In Python, you can create lists really quickly and concisely with list comprehensions. This example from earlier:

capitalized_cities = []
for city in cities:
    capitalized_cities.append(city.title())

can be reduced to:

capitalized_cities = [city.title() for city in cities]

List comprehensions allow us to create a list using a for loop in one step.

You create a list comprehension with brackets [] , including an expression to evaluate for each element in an iterable. This list comprehension above calls city.title() for each element city in cities , to create each element in the new list, capitalized_cities .

Conditionals in List Comprehensions

You can also add conditionals to list comprehensions (listcomps). After the iterable, you can use the if keyword to check a condition in each iteration.

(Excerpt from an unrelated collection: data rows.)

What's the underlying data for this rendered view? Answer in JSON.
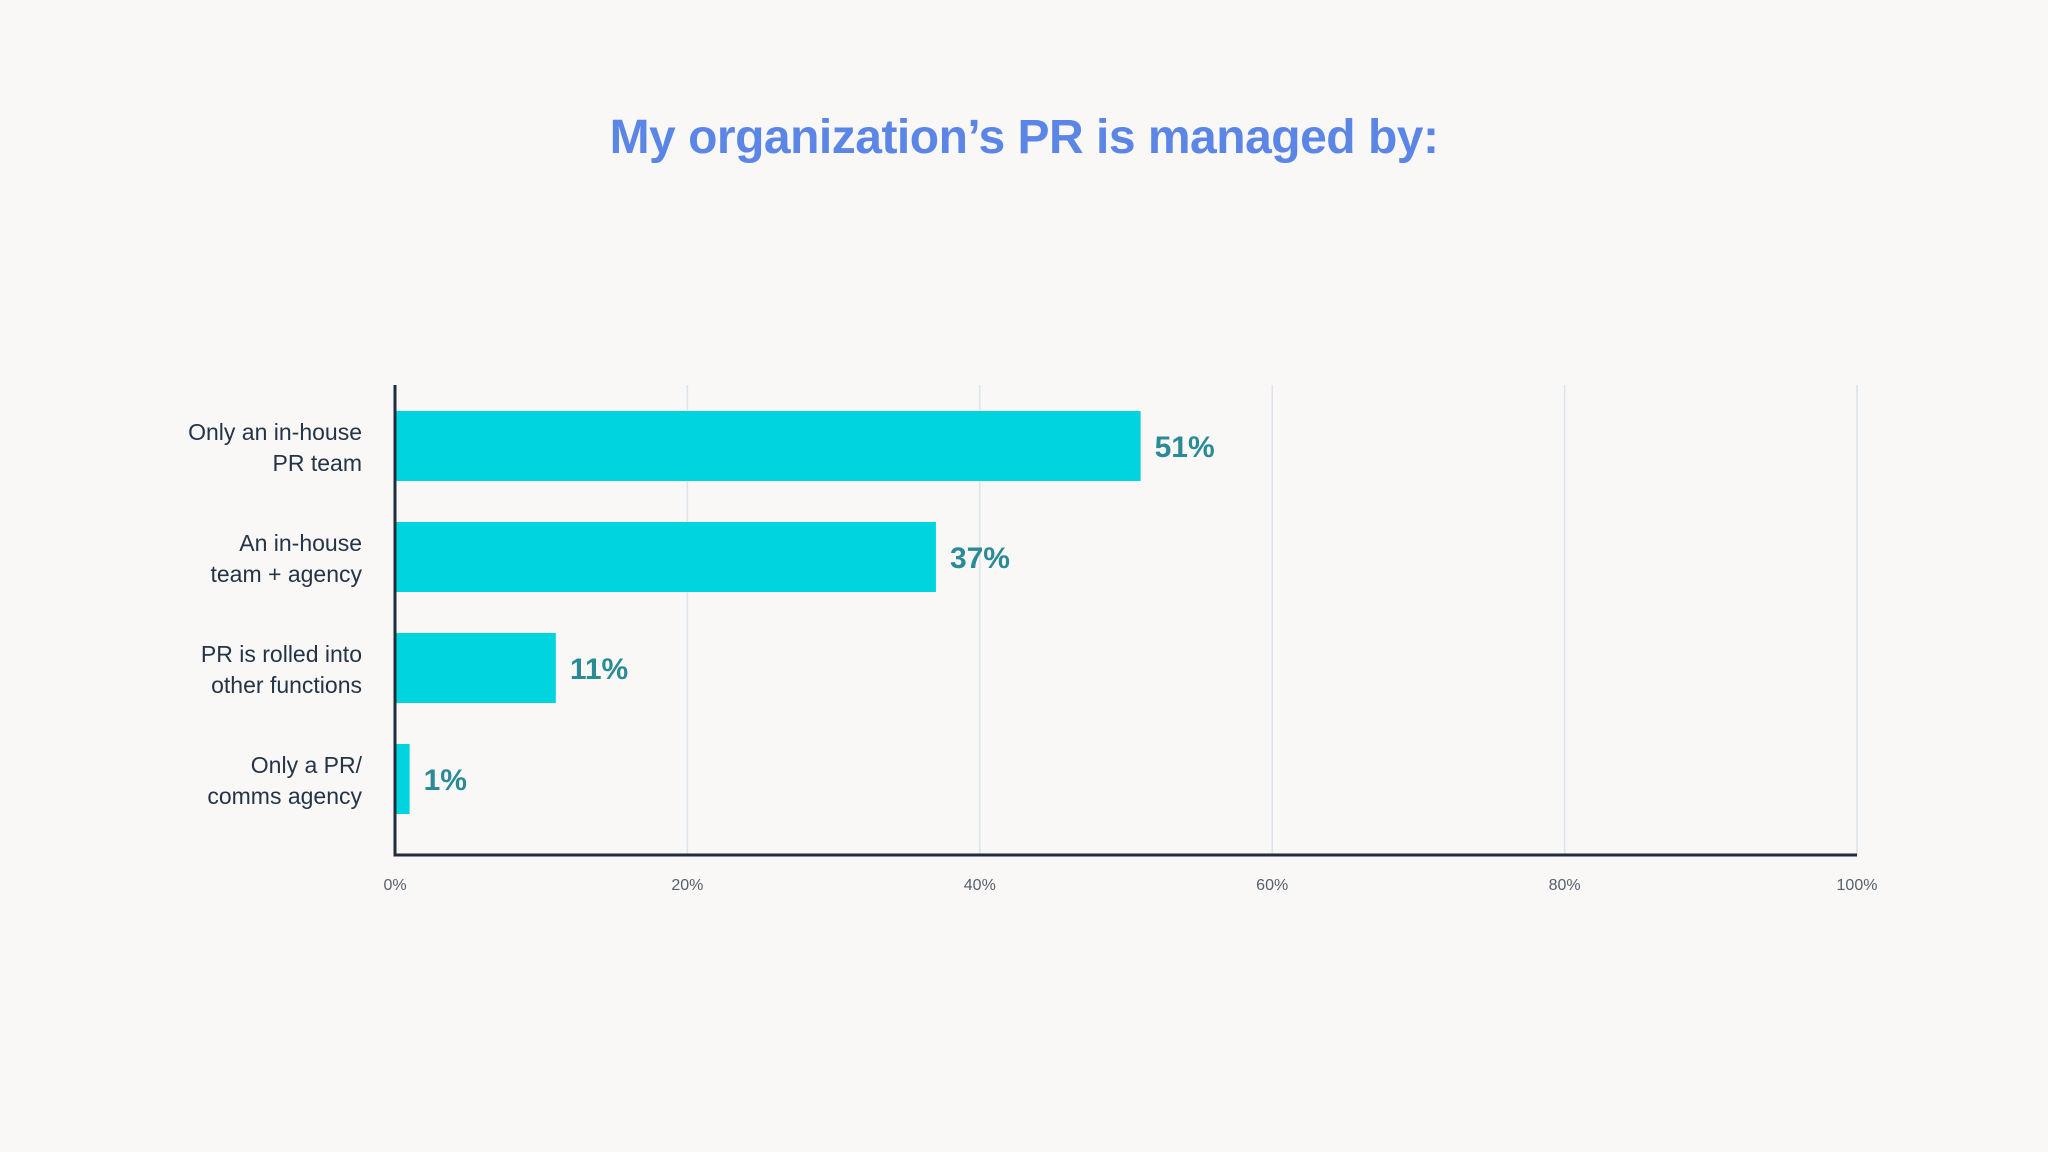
{
  "chart_data": {
    "type": "bar",
    "orientation": "horizontal",
    "title": "My organization’s PR is managed by:",
    "categories": [
      [
        "Only an in-house",
        "PR team"
      ],
      [
        "An in-house",
        "team + agency"
      ],
      [
        "PR is rolled into",
        "other functions"
      ],
      [
        "Only a PR/",
        "comms agency"
      ]
    ],
    "values": [
      51,
      37,
      11,
      1
    ],
    "value_labels": [
      "51%",
      "37%",
      "11%",
      "1%"
    ],
    "xlim": [
      0,
      100
    ],
    "xticks": [
      0,
      20,
      40,
      60,
      80,
      100
    ],
    "xtick_labels": [
      "0%",
      "20%",
      "40%",
      "60%",
      "80%",
      "100%"
    ],
    "grid": true,
    "colors": {
      "bar": "#00d5df",
      "value_text": "#2a8a95",
      "title": "#5b86e5",
      "axis": "#1f2d3d",
      "grid": "#dde3ea"
    }
  }
}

squares = [x**2 for x in range(9) if x % 2 == 0]

The code above sets squares equal to the list [0, 4, 16, 36, 64], as x to the power of 2 is only evaluated if x is even. If you want to add an else , you will get a syntax error doing this.

squares = [x**2 for x in range(9) if x % 2 == 0 else x + 3]

If you would like to add else , you have to move the conditionals to the beginning of the listcomp, right after the expression, like this.

squares = [x**2 if x % 2 == 0 else x + 3 for x in range(9)]

List comprehensions are not found in other languages, but are very common in Python.